Overall, the goal of this database solution should be to optimize Sparkify's data for analysis, allowing the company to derive insights that could drive business growth, user engagement, and user experience improvements.

Database Schema Design:

I've proposed a star schema for the database design, centered around the songplays table as the fact table. This design decision was based on the needs of the analysis team and the nature of the questions they'll be asking.

The fact table contains the records in a log of song plays, which is the core focus of Sparkify's analysis efforts, and keys to the four dimension tables: users, songs, artists, and time. By organizing our data this way, we ensure that:

  • It's simple to understand: Even those with a modest understanding of the database will be able to make sense of the model and write effective queries.
  • It's optimized for aggregation: The star schema is excellent for handling common analytical operations, like COUNT, SUM, AVG, MIN, MAX, etc., which are central to your business queries.
  • It's fast: The star schema reduces the number of joins required to answer a query, which greatly improves query performance.

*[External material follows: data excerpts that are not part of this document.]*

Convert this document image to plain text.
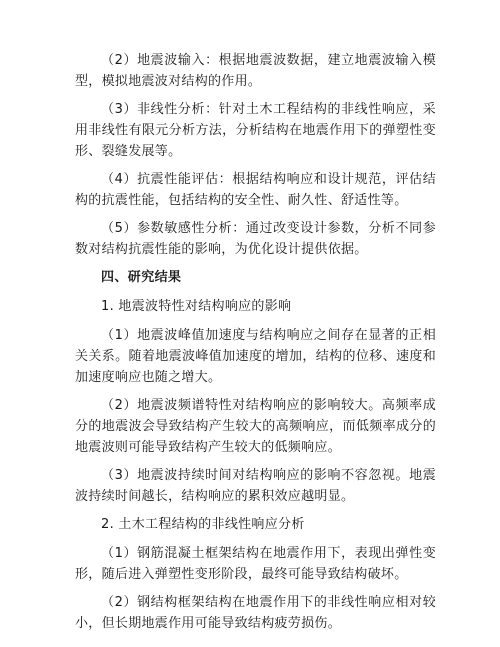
（2）地震波输入：根据地震波数据，建立地震波输入模型，模拟地震波对结构的作用。

（3）非线性分析：针对土木工程结构的非线性响应，采用非线性有限元分析方法，分析结构在地震作用下的弹塑性变形、裂缝发展等。

（4）抗震性能评估：根据结构响应和设计规范，评估结构的抗震性能，包括结构的安全性、耐久性、舒适性等。

（5）参数敏感性分析：通过改变设计参数，分析不同参数对结构抗震性能的影响，为优化设计提供依据。

四、研究结果
1. 地震波特性对结构响应的影响

（1）地震波峰值加速度与结构响应之间存在显著的正相关关系。随着地震波峰值加速度的增加，结构的位移、速度和加速度响应也随之增大。

（2）地震波频谱特性对结构响应的影响较大。高频率成分的地震波会导致结构产生较大的高频响应，而低频率成分的地震波则可能导致结构产生较大的低频响应。

（3）地震波持续时间对结构响应的影响不容忽视。地震波持续时间越长，结构响应的累积效应越明显。

2. 土木工程结构的非线性响应分析

（1）钢筋混凝土框架结构在地震作用下，表现出弹性变形，随后进入弹塑性变形阶段，最终可能导致结构破坏。

（2）钢结构框架结构在地震作用下的非线性响应相对较小，但长期地震作用可能导致结构疲劳损伤。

The four dimension tables have been chosen to provide additional context to the facts recorded in songplays.

ETL Pipeline:

Our ETL pipeline has been designed to automate the data flow from raw logs in the S3 bucket to structured, queryable tables in Redshift. The pipeline is constructed as follows:

  1. Extract data from Sparkify's S3 bucket: This is the source of Sparkify's raw JSON logs for user activity and song metadata.
  2. Stage the extracted data in Redshift: The data is loaded into staging tables in Redshift, enabling fast, SQL-based analysis. Staging the data in Redshift also provides a buffer to Sparkify's raw data and adds an extra layer of security.
  3. Transform and Load data into dimensional and fact tables: This involves transforming the data into a suitable format for the star schema and then loading it into our fact and dimension tables. Redshift's columnar storage and massively parallel processing (MPP) architecture ensure this process is fast, even with a growing volume of data.

This ETL pipeline is effective because it automates the transformation of raw, semi-structured data into a structured, analyzable format. Furthermore, it's designed with scalability in mind, ensuring Sparkify can continue to obtain the same high-quality insights as Sparkify's user base grows.